“For a long time, I did not have the language for what I was experiencing. It was a gradual process of becoming more legible to myself.” — Lili (she/they), New York, March 2, 2026. Photo by Saf Homin.
Lili (she/they) is a nonbinary cultural worker based in New York who grew up in the Hasidic community. Through their work in film and their experiences across different communities, they reflect on coming out, transition, femininity, and the gradual process of understanding themself. They also speak about community, art, and finding connection after leaving one world behind.
“For a long time, I did not have the language for what I was experiencing.”
When did your story of gender start to become visible to you?
For a long time, I did not have the language for what I was experiencing. That absence shaped much of my life. By the time I began coming out, it was not a single revelation. It was a gradual process of becoming more legible to myself, both in public and in private.
How did coming out actually happen?
It happened slowly. During pre-production for a film project, I started adjusting my appearance bit by bit over Zoom meetings. Eventually, I sent an email explaining myself before one of those meetings. No one responded directly, but I felt freer afterward. By the time I arrived on set, I was presenting fully in the way that felt right to me then.
What did that version of yourself look like?
At that time, I was presenting in a very feminine way. My mother influenced that strongly. She is very traditionally feminine, always perfectly dressed, and I followed that model. Looking back, I can see that femininity was not just aesthetic. It was also part of how I was trying to understand myself through the forms that were available to me.
What was it like to be seen by others during that period?
Mostly, people were respectful. Some did not fully understand trans identity and probably placed me into categories that felt familiar to them. Even so, I was visible at work and accepted. Looking back, I also understand that I had forms of privilege that made that visibility safer for me than it was for many other trans people.
“It was a gradual process of becoming more legible to myself.”
Was there a moment when recognition felt especially concrete?
Yes. Before my first day of shooting, I realized there were only men’s and women’s trailers. I messaged a producer late at night and said that I could not be placed in the men’s trailer. The next day, my name was on the women’s trailer. It was a small administrative decision, but it carried real weight. It told me that my presence would be accommodated, not erased.
Was there another moment that stayed with you?
Yes. I once visited the Kyiv Lavra with a Ukrainian friend who had quickly become my guide and protector in the city. I arrived in a sleeveless jumpsuit and assumed the scarf she handed me was for my bare shoulders. She told me it was for my hair. Inside, during a large service filled with chanting and gold, a nun looked at me, guided me to the women’s section, and told me not to be shy. It became one of the most unexpectedly affirming moments of my life.

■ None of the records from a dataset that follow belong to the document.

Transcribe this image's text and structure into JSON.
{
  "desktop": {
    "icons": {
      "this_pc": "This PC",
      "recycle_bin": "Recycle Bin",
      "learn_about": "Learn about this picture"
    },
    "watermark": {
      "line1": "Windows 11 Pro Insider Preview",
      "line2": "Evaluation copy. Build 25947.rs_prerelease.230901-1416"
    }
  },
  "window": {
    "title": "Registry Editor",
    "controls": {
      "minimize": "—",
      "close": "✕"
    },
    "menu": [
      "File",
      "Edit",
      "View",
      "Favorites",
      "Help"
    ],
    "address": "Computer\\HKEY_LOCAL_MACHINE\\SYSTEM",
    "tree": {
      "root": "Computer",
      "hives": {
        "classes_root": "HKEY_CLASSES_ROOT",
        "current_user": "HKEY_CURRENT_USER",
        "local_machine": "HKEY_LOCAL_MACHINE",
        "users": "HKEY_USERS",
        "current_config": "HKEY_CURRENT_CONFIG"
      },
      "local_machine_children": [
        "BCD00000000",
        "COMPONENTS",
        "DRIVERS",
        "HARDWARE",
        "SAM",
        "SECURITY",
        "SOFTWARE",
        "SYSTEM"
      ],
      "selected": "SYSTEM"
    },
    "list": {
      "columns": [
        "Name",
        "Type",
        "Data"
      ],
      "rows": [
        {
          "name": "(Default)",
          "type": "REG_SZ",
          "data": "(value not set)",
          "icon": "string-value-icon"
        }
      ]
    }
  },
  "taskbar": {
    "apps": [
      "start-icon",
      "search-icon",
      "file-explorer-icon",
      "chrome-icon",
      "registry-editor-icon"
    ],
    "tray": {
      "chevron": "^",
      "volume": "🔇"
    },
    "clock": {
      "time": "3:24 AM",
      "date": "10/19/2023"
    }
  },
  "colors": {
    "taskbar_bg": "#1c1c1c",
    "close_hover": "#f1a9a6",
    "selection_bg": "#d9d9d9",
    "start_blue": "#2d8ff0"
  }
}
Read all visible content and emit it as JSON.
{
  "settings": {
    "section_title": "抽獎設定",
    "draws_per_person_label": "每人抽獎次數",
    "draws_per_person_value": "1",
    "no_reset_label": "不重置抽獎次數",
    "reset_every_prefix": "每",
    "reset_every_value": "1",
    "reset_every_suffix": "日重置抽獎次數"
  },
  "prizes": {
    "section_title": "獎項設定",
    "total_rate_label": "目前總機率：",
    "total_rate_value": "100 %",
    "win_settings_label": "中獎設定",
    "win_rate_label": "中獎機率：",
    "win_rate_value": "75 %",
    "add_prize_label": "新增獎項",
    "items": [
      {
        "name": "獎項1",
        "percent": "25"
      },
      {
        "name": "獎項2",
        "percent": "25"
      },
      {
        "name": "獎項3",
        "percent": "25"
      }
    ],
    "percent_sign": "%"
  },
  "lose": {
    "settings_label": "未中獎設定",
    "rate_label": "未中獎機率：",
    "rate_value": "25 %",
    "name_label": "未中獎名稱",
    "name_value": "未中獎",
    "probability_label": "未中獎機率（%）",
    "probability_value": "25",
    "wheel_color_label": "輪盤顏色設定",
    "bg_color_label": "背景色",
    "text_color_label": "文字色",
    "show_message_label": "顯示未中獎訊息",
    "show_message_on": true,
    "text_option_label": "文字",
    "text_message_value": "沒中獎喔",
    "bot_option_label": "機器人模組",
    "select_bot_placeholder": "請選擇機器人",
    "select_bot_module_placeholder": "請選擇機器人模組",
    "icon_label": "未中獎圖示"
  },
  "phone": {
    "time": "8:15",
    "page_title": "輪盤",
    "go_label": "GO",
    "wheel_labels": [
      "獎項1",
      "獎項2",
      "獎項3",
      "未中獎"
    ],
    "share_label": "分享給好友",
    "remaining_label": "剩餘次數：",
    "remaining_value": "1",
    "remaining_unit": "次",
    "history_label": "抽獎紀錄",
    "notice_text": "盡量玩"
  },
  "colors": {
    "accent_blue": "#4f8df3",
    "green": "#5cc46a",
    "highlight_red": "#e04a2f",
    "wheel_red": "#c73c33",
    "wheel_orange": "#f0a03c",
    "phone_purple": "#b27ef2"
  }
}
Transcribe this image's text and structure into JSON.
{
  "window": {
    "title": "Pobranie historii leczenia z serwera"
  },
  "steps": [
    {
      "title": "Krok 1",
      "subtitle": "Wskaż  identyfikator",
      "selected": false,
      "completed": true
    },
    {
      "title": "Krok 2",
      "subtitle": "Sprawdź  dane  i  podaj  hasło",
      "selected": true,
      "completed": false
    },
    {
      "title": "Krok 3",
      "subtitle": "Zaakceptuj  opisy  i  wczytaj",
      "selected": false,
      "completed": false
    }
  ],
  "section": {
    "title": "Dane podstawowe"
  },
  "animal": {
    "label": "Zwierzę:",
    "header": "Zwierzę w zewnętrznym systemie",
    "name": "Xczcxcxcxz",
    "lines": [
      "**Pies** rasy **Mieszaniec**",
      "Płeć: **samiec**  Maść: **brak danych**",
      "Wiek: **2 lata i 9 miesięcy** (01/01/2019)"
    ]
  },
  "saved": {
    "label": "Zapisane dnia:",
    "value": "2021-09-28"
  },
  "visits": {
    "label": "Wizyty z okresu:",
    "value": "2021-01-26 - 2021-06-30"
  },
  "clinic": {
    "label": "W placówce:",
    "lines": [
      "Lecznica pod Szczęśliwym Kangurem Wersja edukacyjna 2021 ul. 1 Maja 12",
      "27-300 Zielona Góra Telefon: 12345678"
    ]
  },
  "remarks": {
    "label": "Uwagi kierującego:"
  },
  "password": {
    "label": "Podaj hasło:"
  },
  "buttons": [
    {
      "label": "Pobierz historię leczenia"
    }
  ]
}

When did you realize that womanhood did not fully contain your experience?
That realization came later and took time. At first, using they/them pronouns was a step on the way to identifying as a woman. But I kept feeling tension around the binary itself. The turning point came in a dream: I saw myself as a trans woman playing a male role, then taking off the costume and realizing that I liked being both. I woke up with a new sense of clarity.
What did identifying as nonbinary change for you?
It removed pressure. I no longer felt obligated to perform femininity all the time. It changed how I understood presentation, relationships, and expectation. It was not as dramatic as coming out as trans had been, but it still reshaped my life. It gave me more room to exist without forcing myself into a fixed script.
“Community is essential. Losing a close-knit environment creates a void.”
What holds you up now?
Community and art. After leaving one close-knit world, I found chosen family among others who had left. Later, gender identity became even more central because of how society categorized me. Community helped answer that loss. Art helped fill the space too. It connects me to other people, gives meaning to experience, and becomes a form of expression and resistance.
Interview conducted in New York on March 2, 2026.